Dernière mise à jour : il y a 4 jours


Envoyer des impulsions magnétiques vers certaines zones du cerveau pour essayer de modifier la douleur ?


Cela peut sembler futuriste.

Pourtant, la stimulation magnétique transcrânienne, ou TMS, est une technique médicale utilisée et étudiée depuis plusieurs années en neurologie, en psychiatrie et dans certaines douleurs chroniques.


Dans la fibromyalgie, c’est surtout sa forme répétitive — rTMS — qui intéresse les chercheurs.

Les résultats sont aujourd’hui suffisamment encourageants pour que la piste mérite notre attention.

Mais pas encore pour en faire une solution miracle.


Comment fonctionne la rTMS ?


Une bobine est placée contre le cuir chevelu.

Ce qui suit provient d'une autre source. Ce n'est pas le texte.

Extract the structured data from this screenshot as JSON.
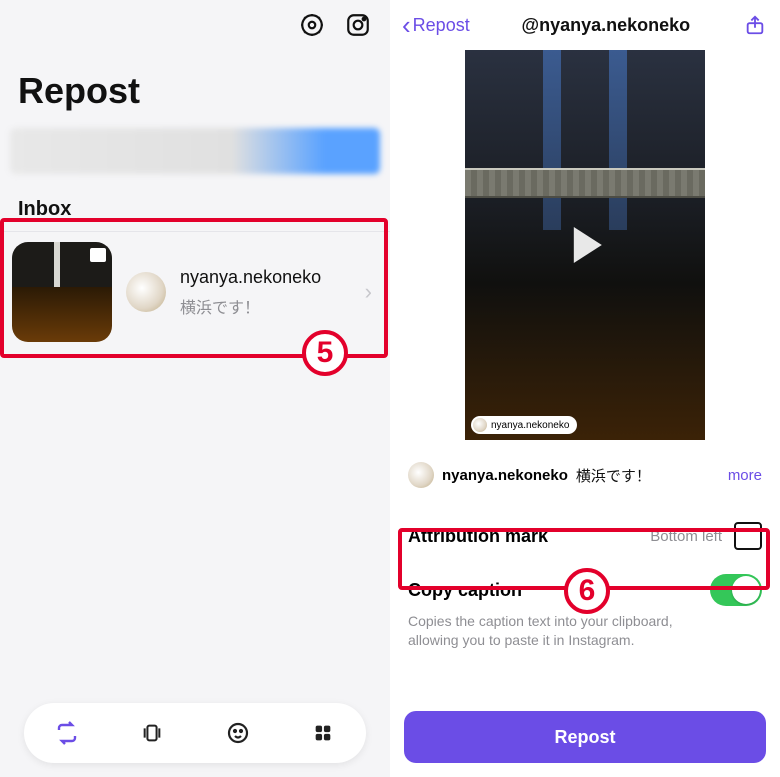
{
  "left": {
    "title": "Repost",
    "section_label": "Inbox",
    "inbox": {
      "username": "nyanya.nekoneko",
      "caption": "横浜です！"
    },
    "callout_number": "5"
  },
  "right": {
    "back_label": "Repost",
    "title": "@nyanya.nekoneko",
    "attrib_chip": "nyanya.nekoneko",
    "caption": {
      "username": "nyanya.nekoneko",
      "text": "横浜です！",
      "more": "more"
    },
    "attribution": {
      "title": "Attribution mark",
      "value": "Bottom left"
    },
    "copy": {
      "title": "Copy caption",
      "desc": "Copies the caption text into your clipboard, allowing you to paste it in Instagram."
    },
    "cta": "Repost",
    "callout_number": "6"
  }
}
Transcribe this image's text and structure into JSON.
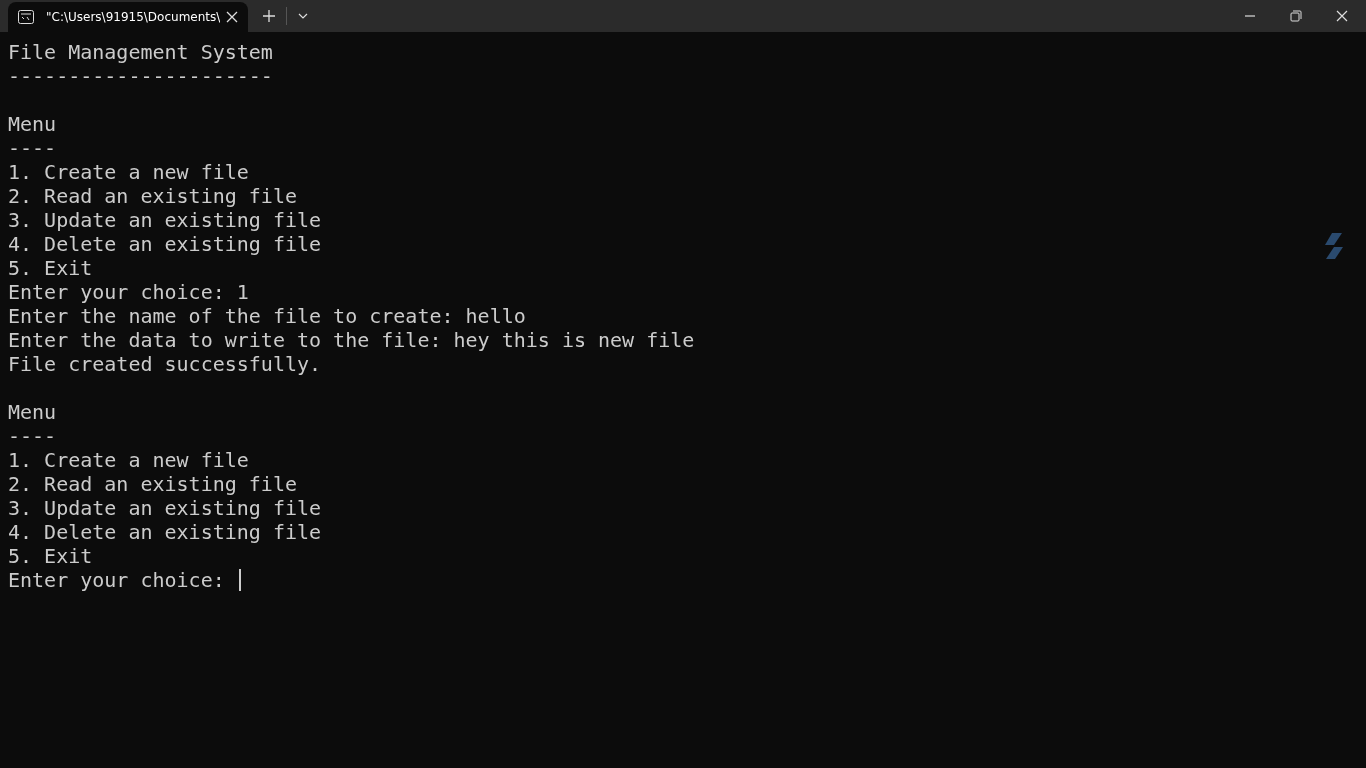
{
  "tab": {
    "title": "\"C:\\Users\\91915\\Documents\\",
    "selected": true
  },
  "lines": [
    {
      "kind": "text",
      "text": "File Management System"
    },
    {
      "kind": "text",
      "text": "----------------------"
    },
    {
      "kind": "blank"
    },
    {
      "kind": "text",
      "text": "Menu"
    },
    {
      "kind": "text",
      "text": "----"
    },
    {
      "kind": "text",
      "text": "1. Create a new file"
    },
    {
      "kind": "text",
      "text": "2. Read an existing file"
    },
    {
      "kind": "text",
      "text": "3. Update an existing file"
    },
    {
      "kind": "text",
      "text": "4. Delete an existing file"
    },
    {
      "kind": "text",
      "text": "5. Exit"
    },
    {
      "kind": "text",
      "text": "Enter your choice: 1"
    },
    {
      "kind": "text",
      "text": "Enter the name of the file to create: hello"
    },
    {
      "kind": "text",
      "text": "Enter the data to write to the file: hey this is new file"
    },
    {
      "kind": "text",
      "text": "File created successfully."
    },
    {
      "kind": "blank"
    },
    {
      "kind": "text",
      "text": "Menu"
    },
    {
      "kind": "text",
      "text": "----"
    },
    {
      "kind": "text",
      "text": "1. Create a new file"
    },
    {
      "kind": "text",
      "text": "2. Read an existing file"
    },
    {
      "kind": "text",
      "text": "3. Update an existing file"
    },
    {
      "kind": "text",
      "text": "4. Delete an existing file"
    },
    {
      "kind": "text",
      "text": "5. Exit"
    },
    {
      "kind": "prompt",
      "text": "Enter your choice:"
    }
  ]
}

Elle produit de brèves impulsions magnétiques qui traversent le crâne et induisent de faibles courants électriques dans une zone ciblée du cortex cérébral.

Il n’y a ni chirurgie ni implantation.


Dans les recherches consacrées à la douleur et à la fibromyalgie, l’une des principales zones ciblées est le cortex moteur.

L’objectif est de modifier temporairement l’activité de réseaux cérébraux impliqués dans la modulation de la douleur.


Mais parler de « reprogrammation du cerveau » serait aller beaucoup trop loin.

La neuromodulation est complexe et ses effets dépendent notamment de la zone stimulée, de la fréquence, de l’intensité, du nombre de séances et des caractéristiques de la personne.


Que montrent les études dans la fibromyalgie ?


Les résultats ont longtemps été assez hétérogènes.


Une méta-analyse de 2021 regroupant 14 études et 433 participants retrouvait un effet favorable de la rTMS sur la douleur et l’impact global de la fibromyalgie, sans amélioration claire de tous les autres symptômes.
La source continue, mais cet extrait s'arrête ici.